Ardından söz alan sanık Y.Ş., tanığın baskı altına alınmasıyla ilgili hiçbir bilgisinin olmadığını ileri sürdü. Davaya ilişkin görüşünü açıklayan duruşma savcısı, sanığın tutukluluk halinin devamına karar verilmesini talep etti.
Sanık ve avukat savunmaları ardından mahkeme duruşmaya ara verdi.
Aranın ardından kararını açıklayan mahkeme heyeti, dosyadaki görüntülerin bilirkişiye gönderilmesine, müştekilerin davaya katılma taleplerinin kabulüne karar verdi.
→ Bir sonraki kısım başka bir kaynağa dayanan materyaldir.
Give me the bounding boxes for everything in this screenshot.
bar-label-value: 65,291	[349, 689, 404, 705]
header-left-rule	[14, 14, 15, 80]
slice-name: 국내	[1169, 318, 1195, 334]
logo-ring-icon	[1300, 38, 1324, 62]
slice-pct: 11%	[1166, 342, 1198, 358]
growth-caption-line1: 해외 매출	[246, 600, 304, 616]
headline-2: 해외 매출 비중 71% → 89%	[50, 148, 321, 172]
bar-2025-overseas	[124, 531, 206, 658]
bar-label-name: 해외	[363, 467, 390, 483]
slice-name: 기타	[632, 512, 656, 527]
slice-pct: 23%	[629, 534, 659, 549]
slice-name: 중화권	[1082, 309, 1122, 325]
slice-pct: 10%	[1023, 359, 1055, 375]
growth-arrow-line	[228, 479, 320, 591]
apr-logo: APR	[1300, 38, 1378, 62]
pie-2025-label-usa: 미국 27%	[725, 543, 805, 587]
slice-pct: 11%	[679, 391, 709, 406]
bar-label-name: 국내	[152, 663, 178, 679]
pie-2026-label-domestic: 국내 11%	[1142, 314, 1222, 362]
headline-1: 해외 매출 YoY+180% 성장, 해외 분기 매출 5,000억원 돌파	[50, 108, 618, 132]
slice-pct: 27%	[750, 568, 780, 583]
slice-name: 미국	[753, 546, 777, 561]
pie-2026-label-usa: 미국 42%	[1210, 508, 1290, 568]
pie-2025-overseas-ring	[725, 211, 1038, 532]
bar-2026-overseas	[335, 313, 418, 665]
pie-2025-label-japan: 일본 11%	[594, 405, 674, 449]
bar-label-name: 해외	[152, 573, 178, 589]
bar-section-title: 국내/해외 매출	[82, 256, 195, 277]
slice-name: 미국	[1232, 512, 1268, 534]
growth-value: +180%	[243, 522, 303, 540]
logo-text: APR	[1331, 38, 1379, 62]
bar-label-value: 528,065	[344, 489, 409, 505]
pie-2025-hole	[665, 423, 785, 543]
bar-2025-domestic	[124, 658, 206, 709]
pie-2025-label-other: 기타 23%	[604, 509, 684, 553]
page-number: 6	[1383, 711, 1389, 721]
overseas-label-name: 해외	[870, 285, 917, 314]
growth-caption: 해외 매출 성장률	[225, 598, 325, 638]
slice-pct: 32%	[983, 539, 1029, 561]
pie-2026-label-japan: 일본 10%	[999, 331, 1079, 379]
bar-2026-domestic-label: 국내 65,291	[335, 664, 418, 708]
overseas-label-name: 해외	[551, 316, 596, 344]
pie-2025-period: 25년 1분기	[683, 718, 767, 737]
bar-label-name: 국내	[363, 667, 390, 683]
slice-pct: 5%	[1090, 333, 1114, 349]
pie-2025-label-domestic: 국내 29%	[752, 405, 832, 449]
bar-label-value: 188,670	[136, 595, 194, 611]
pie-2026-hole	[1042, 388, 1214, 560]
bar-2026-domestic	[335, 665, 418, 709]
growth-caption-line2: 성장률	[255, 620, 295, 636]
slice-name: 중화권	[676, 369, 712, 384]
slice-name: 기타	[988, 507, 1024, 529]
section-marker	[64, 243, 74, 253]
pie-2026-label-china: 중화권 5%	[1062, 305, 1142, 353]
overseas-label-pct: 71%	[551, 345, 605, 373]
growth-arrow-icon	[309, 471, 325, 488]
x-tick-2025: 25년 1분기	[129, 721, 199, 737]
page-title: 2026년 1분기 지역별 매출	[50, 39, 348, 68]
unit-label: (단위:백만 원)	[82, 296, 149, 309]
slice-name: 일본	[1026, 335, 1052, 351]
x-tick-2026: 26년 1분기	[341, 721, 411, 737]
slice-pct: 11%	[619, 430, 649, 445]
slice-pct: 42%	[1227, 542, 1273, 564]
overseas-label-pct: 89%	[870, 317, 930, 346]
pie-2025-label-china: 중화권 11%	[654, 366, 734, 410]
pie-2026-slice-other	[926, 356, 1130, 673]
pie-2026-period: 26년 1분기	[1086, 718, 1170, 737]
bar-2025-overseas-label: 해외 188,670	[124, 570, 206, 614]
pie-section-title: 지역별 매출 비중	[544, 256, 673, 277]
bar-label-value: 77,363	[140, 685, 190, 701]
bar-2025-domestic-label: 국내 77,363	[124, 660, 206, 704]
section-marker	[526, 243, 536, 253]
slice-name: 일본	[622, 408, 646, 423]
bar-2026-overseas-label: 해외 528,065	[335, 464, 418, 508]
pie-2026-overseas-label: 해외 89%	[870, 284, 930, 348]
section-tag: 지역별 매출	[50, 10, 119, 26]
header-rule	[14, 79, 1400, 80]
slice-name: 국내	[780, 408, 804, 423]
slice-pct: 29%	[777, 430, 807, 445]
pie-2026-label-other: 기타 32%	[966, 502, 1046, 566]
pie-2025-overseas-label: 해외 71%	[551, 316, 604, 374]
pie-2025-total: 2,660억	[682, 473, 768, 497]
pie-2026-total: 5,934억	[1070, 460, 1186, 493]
Mahkeme savcılığın tutuklama talebine ilişkin ise, “Her ne kadar iddia makamı ve müşteki ve vekilleri tarafından sanığın tutuklanması talep edilmiş ise de mevcut delil durumu, birden çok kişi tarafından ateş edilmesi hususu, sanık savunması, delillerin henüz tam olarak toplanamamış oluşu ve toplanılacak delillerin niteliği nazara alındığında sanığın delillere etki etme ihtimalinin bulunmadığı bu itibarla tutuklama talebinin reddine” karar verdi. Duruşma 26 Nisan 2018’e ertelendi.
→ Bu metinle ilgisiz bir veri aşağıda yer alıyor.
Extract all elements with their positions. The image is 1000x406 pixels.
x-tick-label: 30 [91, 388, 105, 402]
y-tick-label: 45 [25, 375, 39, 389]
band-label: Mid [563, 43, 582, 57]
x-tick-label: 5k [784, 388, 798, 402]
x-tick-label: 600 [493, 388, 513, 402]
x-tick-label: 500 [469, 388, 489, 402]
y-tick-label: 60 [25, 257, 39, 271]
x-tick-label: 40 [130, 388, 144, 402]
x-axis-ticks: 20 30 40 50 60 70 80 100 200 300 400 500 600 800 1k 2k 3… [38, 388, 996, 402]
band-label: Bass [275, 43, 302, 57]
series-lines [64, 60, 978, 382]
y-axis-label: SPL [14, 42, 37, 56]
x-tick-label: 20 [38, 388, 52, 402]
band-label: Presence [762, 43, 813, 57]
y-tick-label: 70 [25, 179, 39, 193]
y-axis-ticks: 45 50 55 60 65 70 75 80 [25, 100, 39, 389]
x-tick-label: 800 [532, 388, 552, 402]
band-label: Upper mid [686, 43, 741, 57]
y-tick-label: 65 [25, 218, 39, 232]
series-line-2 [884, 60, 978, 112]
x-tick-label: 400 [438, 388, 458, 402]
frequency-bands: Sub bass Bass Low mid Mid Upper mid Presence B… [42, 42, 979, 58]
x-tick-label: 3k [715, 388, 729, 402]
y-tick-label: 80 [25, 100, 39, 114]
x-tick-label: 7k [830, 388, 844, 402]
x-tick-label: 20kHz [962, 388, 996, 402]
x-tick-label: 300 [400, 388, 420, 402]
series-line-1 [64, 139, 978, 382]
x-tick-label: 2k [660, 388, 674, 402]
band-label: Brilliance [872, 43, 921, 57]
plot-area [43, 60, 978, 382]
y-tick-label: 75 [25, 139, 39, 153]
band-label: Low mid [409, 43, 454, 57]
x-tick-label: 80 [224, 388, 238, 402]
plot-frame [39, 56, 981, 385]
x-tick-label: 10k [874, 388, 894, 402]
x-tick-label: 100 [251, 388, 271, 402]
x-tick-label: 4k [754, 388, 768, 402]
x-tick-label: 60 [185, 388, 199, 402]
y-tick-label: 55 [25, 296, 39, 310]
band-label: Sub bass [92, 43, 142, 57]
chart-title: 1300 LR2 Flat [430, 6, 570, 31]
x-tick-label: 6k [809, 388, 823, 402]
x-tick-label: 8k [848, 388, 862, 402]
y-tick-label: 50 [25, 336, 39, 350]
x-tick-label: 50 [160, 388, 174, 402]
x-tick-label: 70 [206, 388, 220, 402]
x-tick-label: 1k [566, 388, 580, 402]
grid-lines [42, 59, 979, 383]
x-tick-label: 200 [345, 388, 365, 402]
Tutuklama talebinin reddedilmesinin duyulması üzerine duruşma salonu önünde kararı bekleyen polisler, sanık Y.Ş.’ye sarılarak, “Tebrikler”, “Gözün aydın” gibi ifadeler kullandı.
‘Bu nasıl adalet?’
Duruşmanın ertelenmesi ardından Kemal’in ailesi, Medeni Yıldırım’ın ailesi, HDP milletvekilleri Ayşe Acar Başaran ve Dilek Öcalan adliye önünde basın açıklaması yaptı. Açıklamanın başında konuşan Kemal Kurkut’un annesi Secan Kurkut, “Ben bir anayım. Allah’ından bulsunlar. Sonuna kadar şikayetçiyim. Ceza verilmesini istiyorum. Kemal’imin suçu neydi. Newroz’a eğlenmeye gelmişti. Ayaklarından vurabilirlerdi, yakalayabilirlerdi, neden vurdular? Bu nasıl adalet, bu nasıl devlet?” dedi.
‘Peşini bırakmayacağız’
Bu sırada polisler, herkesin dağılmasını, açıklamanın sonlandırılması uyarısı yaptı. HDP’li Ayşe Acar Başaran, açıklama yapacaklarını belirterek, konuşmaya başladı. Sanık polisin 3 ay açığa alındıktan sonra yine görevine iade edilmesine tepki gösteren Ayşe, “Bugün bir kez daha vicdanları yaralayan bir karar alındı. Bir genci gözlerimizin önünde vuran bir polis memuru silahı belinde görevine devam ediyor. Olayı görüntüleyen gazetecinin görüntülerini silmeye çalışanlar yargılanmıyor. Tüm sorumluların yargılanması gereken davada tek bir sanık var ve o da görevine devam eden bir polis. Fail ortada olmasına rağmen dosya faili meçhul yapılmak isteniyor. Türkiye tarihinde çok sayıda faili meçhul dosya var. Bu dosyanın faili meçhul bırakılmasına izin vermeyeceğiz. Kimse bu dosyanın üstünü örtemez” diyerek verilen karara tepki gösterdi.